Cuando era niño, solía ir casi todas las mañanas y tardes a visitar a mi abuelo Cesar (que vivía a dos puertas de mi casa). A pesar de que con el tiempo, empezó a caminar con dificultad debido a sufrir un atropello después de una maniobra temeraria al intentar cruzar la calle, él disfrutaba mucho las caminatas, eran como darle un respiro hondo a la vida. Los desayunos y los lonches de media tarde eran rituales imperdibles en los que disfrutábamos de largas charlas acompañados de pan con mantequilla y una taza de café con leche la cual mi abuelo gustaba de adicionar una pizca de sal al gusto. Nos sentábamos en su sala, cada uno en un sillón y delante nuestro, alguna silla o mesita alta donde permanezcan nuestro banquete. Él empezaba su día muy temprano. Salía con destino a la panadería a comprar dos soles de Pan Francés (cuándo costaban a lo mucho diez centavos cada uno) y de paso, por qué no, algún otro aperitivo que sirva de adjunto como camote frito o chicharrón. En la tarde, se repetía la proeza: regresar con los alimentos que se convertirían en nuestro humilde banquete de la tarde.
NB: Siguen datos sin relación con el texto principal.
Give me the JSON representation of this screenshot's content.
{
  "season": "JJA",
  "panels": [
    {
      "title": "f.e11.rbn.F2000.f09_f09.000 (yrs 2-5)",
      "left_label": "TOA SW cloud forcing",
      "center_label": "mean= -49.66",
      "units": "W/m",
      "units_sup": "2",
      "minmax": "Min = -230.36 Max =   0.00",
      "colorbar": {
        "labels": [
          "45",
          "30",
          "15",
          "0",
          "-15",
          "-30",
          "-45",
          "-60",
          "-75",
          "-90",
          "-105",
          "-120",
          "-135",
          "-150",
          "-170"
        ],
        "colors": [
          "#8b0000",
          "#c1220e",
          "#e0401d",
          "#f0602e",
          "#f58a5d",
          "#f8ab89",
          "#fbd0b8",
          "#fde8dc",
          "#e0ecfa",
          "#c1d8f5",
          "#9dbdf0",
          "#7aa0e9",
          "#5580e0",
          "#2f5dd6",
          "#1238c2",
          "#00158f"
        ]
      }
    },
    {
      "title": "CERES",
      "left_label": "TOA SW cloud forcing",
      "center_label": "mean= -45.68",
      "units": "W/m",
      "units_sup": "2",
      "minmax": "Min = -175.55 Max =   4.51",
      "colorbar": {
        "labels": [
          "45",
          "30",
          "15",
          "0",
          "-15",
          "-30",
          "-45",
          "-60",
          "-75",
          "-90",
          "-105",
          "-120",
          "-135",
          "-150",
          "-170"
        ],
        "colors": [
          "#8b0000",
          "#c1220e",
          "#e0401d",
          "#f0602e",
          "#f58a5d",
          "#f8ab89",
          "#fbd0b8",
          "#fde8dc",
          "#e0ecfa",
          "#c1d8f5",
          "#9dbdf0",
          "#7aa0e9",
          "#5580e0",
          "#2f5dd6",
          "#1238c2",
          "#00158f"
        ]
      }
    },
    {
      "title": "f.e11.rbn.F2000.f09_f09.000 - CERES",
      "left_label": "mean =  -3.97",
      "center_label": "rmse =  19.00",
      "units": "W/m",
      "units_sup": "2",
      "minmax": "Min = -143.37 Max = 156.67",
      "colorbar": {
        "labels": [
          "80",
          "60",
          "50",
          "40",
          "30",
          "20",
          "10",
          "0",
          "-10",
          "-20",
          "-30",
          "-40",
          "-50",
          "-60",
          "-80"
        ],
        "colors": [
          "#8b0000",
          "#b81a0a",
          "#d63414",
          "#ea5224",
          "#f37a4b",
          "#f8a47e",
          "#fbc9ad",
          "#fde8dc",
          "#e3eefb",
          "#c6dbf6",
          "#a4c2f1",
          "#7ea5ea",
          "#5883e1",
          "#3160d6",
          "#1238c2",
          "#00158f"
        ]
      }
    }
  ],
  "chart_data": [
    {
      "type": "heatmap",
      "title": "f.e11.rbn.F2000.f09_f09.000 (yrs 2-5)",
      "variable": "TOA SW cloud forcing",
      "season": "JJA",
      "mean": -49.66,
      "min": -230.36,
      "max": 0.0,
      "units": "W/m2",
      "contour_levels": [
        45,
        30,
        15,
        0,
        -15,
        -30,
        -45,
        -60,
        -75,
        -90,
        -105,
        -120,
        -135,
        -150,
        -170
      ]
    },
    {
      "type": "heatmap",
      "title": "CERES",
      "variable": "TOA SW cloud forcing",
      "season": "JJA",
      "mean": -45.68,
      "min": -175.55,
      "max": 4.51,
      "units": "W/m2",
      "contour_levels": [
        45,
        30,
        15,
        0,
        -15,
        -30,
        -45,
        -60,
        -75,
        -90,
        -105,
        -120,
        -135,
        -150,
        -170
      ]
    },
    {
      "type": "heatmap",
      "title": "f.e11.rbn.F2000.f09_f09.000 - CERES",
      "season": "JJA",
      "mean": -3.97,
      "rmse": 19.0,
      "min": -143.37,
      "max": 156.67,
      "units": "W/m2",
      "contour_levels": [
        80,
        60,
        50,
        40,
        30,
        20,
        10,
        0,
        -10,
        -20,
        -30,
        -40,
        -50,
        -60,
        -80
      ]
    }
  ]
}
Un sábado de invierno, hacía mucho frío en la ciudad más húmeda que existe: Lima. Me encontraba en su casa haciendo tareas del colegio, era casi la hora del lonche y mi abuelo acababa de llegar de hacer la compra de materias primas. Mi tío C, que estaba en el comedor al lado de la cocina, observaba atentamente cómo mi abuelo preparaba el brebaje a base de café, leche y sal.
—Flavio, ¡hoy tomaremos café con moka! —exclamo mi tío C.
¿Le habrá colocado chocolate al café? Pensé. En esos tiempos, no es que era algo común que mi abuelo preparará chocolate con café, de hecho, esa sería la primera vez.
Procedí a sentirme en la mesa para disfrutar de la merienda de esa tarde.
La taza estaba caliente, miré de frente y me aseguré con un pan francés el cual partí por la mitad para continuar con mi ceremonia de todos los días: untarle un poquito de mantequilla. Entonces di el primer sorbo, suavemente como quien no quiere la cosa, a tal modo de protegerme de alguna quemadura de tercer grado pues mi abuelo siempre servía las cosas hirviendo.
—¿Qué te parece? —preguntó mi tío C soltando una pequeña risa como si tramara algo.
—Está rico, pero no le siento el chocolate, parece solo café con leche —contesté un poco confundido.
Mi tío C estalló en risas sutiles. Me confundió más. Mi abuelo estaba en la sala, disfrutando de su lonche mientras veía televisión. De pronto advierto que mi tío C solo estaba comiendo pan, no había dado ni un sorbo a su bebida.
—Pero, ¿por qué te ríes? —pregunté mientras inquiría con el esfuerzo de contener la risa— ¿No vas a tomar? —adicioné mientras señalaba su taza con la mirada.
—El abuelo está con un huayco nasal. Parece como cuando los emolienteros hechan el boldo al emoliente.
Entonces, un lorna yo, comprendí por qué la bebida que estaba tomando había sido bautizada como Café con Moka.